Que sait-on de tangible au stade actuel du procès des meurtriers présumés de l’ancien président burkinabé Thomas Sankara, ouvert le 11 octobre ?
Pour l’instant, on connaît la composition des membres du commando. On sait qu’ils sont partis du domicile de Blaise Compaoré dans deux véhicules, dont l’un lui appartenait. Arrivés sur les lieux de l’assassinat, ils ont tiré sans sommation sur des soldats de la garde de Thomas Sankara et sur les participants à une réunion dont il sortit le premier les mains en l’air. Le commando était sous les ordres de Gilbert Diendéré. Il a tenté de nier sa présence sur place, mais de très nombreux témoins ont affirmé l’avoir vu. En fait, il apparaît comme l’organisateur envoyant des groupes de soldats s’assurer du contrôle d’autres casernes. En particulier, celle de Kamboinsé, dans la banlieue de Ouagadoudou, dont le chef, Michel Koama, avait préalablement été exécuté.

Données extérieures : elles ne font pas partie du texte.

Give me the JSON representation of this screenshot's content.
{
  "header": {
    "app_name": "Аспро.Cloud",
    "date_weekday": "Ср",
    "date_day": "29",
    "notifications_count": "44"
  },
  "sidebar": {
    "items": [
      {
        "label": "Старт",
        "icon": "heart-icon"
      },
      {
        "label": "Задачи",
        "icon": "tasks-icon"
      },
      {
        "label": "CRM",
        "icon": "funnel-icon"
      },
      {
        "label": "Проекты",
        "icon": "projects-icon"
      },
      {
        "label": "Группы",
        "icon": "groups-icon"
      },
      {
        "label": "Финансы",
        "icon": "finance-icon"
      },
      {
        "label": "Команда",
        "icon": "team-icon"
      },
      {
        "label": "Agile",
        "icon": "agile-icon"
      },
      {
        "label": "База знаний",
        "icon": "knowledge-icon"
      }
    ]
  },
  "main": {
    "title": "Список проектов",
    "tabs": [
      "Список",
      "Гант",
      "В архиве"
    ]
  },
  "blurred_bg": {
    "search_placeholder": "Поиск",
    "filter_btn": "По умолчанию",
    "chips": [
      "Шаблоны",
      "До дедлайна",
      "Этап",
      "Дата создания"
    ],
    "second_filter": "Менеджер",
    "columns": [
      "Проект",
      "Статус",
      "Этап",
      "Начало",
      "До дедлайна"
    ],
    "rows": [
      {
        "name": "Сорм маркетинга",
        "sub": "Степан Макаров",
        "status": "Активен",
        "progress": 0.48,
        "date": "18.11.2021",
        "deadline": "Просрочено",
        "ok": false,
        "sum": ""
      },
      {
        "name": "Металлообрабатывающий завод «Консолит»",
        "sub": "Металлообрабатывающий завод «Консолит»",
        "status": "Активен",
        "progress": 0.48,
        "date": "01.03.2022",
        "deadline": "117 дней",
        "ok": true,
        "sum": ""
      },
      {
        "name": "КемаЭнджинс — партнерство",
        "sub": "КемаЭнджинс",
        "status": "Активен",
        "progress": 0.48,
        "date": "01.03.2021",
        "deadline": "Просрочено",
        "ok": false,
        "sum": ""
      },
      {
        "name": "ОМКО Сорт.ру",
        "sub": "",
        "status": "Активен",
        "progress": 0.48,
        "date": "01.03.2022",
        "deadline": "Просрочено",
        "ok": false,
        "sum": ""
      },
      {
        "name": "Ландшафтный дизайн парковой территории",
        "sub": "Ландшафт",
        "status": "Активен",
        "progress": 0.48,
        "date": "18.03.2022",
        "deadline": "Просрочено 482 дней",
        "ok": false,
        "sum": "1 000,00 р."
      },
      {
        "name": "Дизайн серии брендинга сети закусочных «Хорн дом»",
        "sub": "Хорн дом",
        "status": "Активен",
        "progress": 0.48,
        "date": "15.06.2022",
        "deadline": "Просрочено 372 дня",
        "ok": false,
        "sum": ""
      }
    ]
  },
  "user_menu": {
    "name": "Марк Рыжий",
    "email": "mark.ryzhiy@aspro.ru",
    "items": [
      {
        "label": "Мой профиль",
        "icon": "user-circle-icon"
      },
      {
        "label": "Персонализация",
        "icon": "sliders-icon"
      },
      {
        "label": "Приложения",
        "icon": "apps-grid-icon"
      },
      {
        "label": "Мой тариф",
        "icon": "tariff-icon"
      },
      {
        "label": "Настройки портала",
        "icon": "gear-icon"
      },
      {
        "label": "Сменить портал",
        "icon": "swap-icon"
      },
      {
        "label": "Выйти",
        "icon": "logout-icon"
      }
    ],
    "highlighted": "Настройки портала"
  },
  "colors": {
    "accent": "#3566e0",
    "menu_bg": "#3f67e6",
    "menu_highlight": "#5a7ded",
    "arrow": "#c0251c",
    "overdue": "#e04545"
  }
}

Seul le général Gilbert Diendéré est présent au procès. Est-il vraiment possible de faire la lumière sur les circonstances de l’assassinat en l’absence des autres acteurs clés, l’ancien président Blaise Compaoré et Hyacinthe Kafando ?
En réalité, Blaise Compaoré et Hyacinthe Kafando sont tous les deux sous la protection de la Côte d’Ivoire. Contrairement à ce que prétend une véritable campagne de désinformation, la nationalité n’empêche pas l’extradition de Blaise Compaoré juridiquement car il existe bien une convention d’extradition entre les deux pays. D’autre part, il existe aussi un mandat
d’arrêt international de Blaise Compaoré dans le cadre de l’enquête sur l’assassinat de Thomas Sankara, ce que nie son avocat Pierre-Olivier Sur. Le procès a fait comparaître de nombreux témoins. Mais les charges qui pesaient sur le seul civil qui avait été inculpé et mis sous mandat de dépôt, Gabriel Tamini, que plusieurs témoignages accusent d’être un acteur du complot, avaient été abandonnées en avril dernier. Le complot apparaît actuellement uniquement comme étant le fait de militaires, alors qu’il est impensable que des civils
n’y soient pas impliqués. Pour l’instant, aucun témoin n’est venu impliquer Blaise Compaoré dans sa préparation, ni d’ailleurs aucun autre civil, si ce n’est Salif Diallo, ancien dirigeant du parti actuellement au pouvoir, décédé récemment.
Le réseau international « Justice pour Thomas Sankara, Justice pour l’Afrique » craint que soit éludé le rôle joué par la France, les États-Unis, la Côte d’Ivoire, le Togo. Ce risque existe-t-il ?
Le juge d’instruction a dissocié l’instruction sur le complot national, close déjà depuis deux ans, de celle du complot international toujours en cours. Il a dû s’y résoudre pour aller au procès car des témoins sont déjà morts, d’autres en très mauvaise santé. Les autorités
françaises portent une responsabilité dans ces retards car il a fallu plus de deux ans entre l’envoi des deuxième et troisième lots de documents. Et, selon les premières informations qui nous sont parvenues, la promesse d’Emmanuel Macron lancée en novembre 2017 à Ouagadougou de « déclassifier tous les documents relatifs à l’assassinat » de Thomas Sankara et de ses compagnons n’a pas été tenue.
Ces tergiversations ne font qu’augmenter le soupçon d’une participation française, qui reste
cependant à préciser. Les témoignages de Roland Dumas et Jack Lang sont attendus. Il est peu probable qu’ils fassent des révélations.
Mais, par contre, l’instruction a montré que des Français sont venus le 16 octobre 1987 à
Ouagadougou détruire des écoutes téléphoniques.
Nadjib Touabibia
Source : l’Humanité dimanche du 6 au 12 janvier 2022.